Akibatnya, survei dasar menangkap data pada tingkat dasar dari total pendapatan pertanian dan pendapatan khusus untuk produk pohon. Karena pepohonan membutuhkan waktu untuk dibangun, aliran pendapatan seperti itu dimodelkan dalam jangka waktu 10 tahun.

Proyeksi tanpa proyek (“bisnis seperti biasa”) untuk total pendapatan pertanian (pendapatan dari tanaman dan produk pohon) ditemukan umumnya rendah tetapi dengan variasi yang cukup besar di seluruh negara dan rumah tangga. Misalnya, rata-rata proyeksi Tahun 1 per kapita berkisar dari US $ 690 untuk Niger hingga US $ 3.150 untuk Mali.

Proyeksi pengembalian 10 tahun per kapita untuk produk pohon ditemukan tertinggi untuk Rwanda dengan rata-rata US $ 4.858, diikuti oleh Kenya (rata-rata US $ 1.625) dan Mali (rata-rata US $ 1.448). Memang, Rwanda adalah satu-satunya negara di mana produk pohon merupakan bagian yang signifikan dari proyeksi hasil pertanian, mengingat tingkat investasi historis yang tinggi dalam produksi pohon buah-buahan. Oleh karena itu, terdapat ruang yang signifikan untuk meningkatkan kontribusi ekonomi pohon dalam sistem pertanian yang ditargetkan untuk Penghijauan kembali Afrika.

Implikasi

Kesimpulan menyeluruh setelah survei dasar adalah bahwa ada variasi yang sangat besar baik di dalam maupun di dalam tujuh negara. Tidak ada satu ukuran yang cocok untuk semua. Karenanya, penghijauan kembali Afrika harus memastikan bahwa praktik restorasi secara hati-hati disesuaikan dengan konteks lokal. Penting juga untuk memenuhi tujuan pemulihan dan peningkatan pendapatan secara bersamaan.

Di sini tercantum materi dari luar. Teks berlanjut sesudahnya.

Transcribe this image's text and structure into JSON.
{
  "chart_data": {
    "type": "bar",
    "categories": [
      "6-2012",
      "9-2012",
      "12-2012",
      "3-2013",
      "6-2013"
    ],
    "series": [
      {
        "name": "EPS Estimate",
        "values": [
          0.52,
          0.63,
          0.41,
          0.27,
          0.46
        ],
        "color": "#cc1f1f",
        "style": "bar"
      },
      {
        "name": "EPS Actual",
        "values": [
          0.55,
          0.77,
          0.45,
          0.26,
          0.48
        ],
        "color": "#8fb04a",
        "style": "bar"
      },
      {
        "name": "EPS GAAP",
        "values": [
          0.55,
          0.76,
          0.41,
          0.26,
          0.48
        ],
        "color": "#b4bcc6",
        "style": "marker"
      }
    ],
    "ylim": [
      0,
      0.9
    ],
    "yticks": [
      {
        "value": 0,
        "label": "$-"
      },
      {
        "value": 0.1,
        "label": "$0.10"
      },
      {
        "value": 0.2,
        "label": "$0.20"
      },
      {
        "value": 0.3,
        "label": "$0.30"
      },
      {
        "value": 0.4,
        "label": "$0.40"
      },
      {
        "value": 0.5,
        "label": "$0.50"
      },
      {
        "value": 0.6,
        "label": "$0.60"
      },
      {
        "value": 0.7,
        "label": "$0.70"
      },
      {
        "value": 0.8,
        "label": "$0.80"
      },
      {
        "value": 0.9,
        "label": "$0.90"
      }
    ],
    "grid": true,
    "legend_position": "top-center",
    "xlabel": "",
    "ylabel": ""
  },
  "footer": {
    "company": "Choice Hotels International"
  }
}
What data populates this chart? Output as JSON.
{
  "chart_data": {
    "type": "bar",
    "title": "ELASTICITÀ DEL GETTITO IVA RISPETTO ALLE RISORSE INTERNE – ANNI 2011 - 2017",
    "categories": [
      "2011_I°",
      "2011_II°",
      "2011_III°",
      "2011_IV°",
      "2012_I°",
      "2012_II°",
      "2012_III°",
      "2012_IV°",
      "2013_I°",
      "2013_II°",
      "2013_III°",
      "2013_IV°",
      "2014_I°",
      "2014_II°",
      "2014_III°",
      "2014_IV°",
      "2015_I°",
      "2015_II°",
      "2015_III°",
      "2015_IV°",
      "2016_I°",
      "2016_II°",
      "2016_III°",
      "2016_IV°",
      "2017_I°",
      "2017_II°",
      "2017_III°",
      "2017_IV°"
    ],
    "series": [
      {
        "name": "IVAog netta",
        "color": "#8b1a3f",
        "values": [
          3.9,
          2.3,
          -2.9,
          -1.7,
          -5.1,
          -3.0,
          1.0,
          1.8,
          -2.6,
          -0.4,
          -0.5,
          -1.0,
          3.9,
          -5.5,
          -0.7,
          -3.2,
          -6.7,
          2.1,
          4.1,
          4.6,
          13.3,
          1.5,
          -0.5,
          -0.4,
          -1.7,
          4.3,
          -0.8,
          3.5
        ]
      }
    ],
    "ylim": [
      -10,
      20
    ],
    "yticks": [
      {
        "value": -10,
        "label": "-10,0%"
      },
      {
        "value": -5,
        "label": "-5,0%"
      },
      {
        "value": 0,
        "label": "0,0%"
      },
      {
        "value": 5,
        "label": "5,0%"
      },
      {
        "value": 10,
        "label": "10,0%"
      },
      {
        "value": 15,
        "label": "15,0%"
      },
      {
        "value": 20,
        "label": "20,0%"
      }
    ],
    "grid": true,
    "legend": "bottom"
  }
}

Wawasan Mengenai Degradasi Lahan dari Tujuh Negara di Afrika

Penghijauan kembali Afrika sekarang berada di sekitar setengah jalan dari implementasi kegiatan. Banyak kemajuan telah dibuat, dengan tim lapangan menyesuaikan operasi mereka dengan realitas COVID-19 yang baru. Survei akhir program akan (mudah-mudahan) terjadi di dunia pasca-pandemi dan dengan bukti kuat bahwa produksi pangan yang dibutuhkan masyarakat dapat dilakukan tanpa mengganggu kesehatan tanah.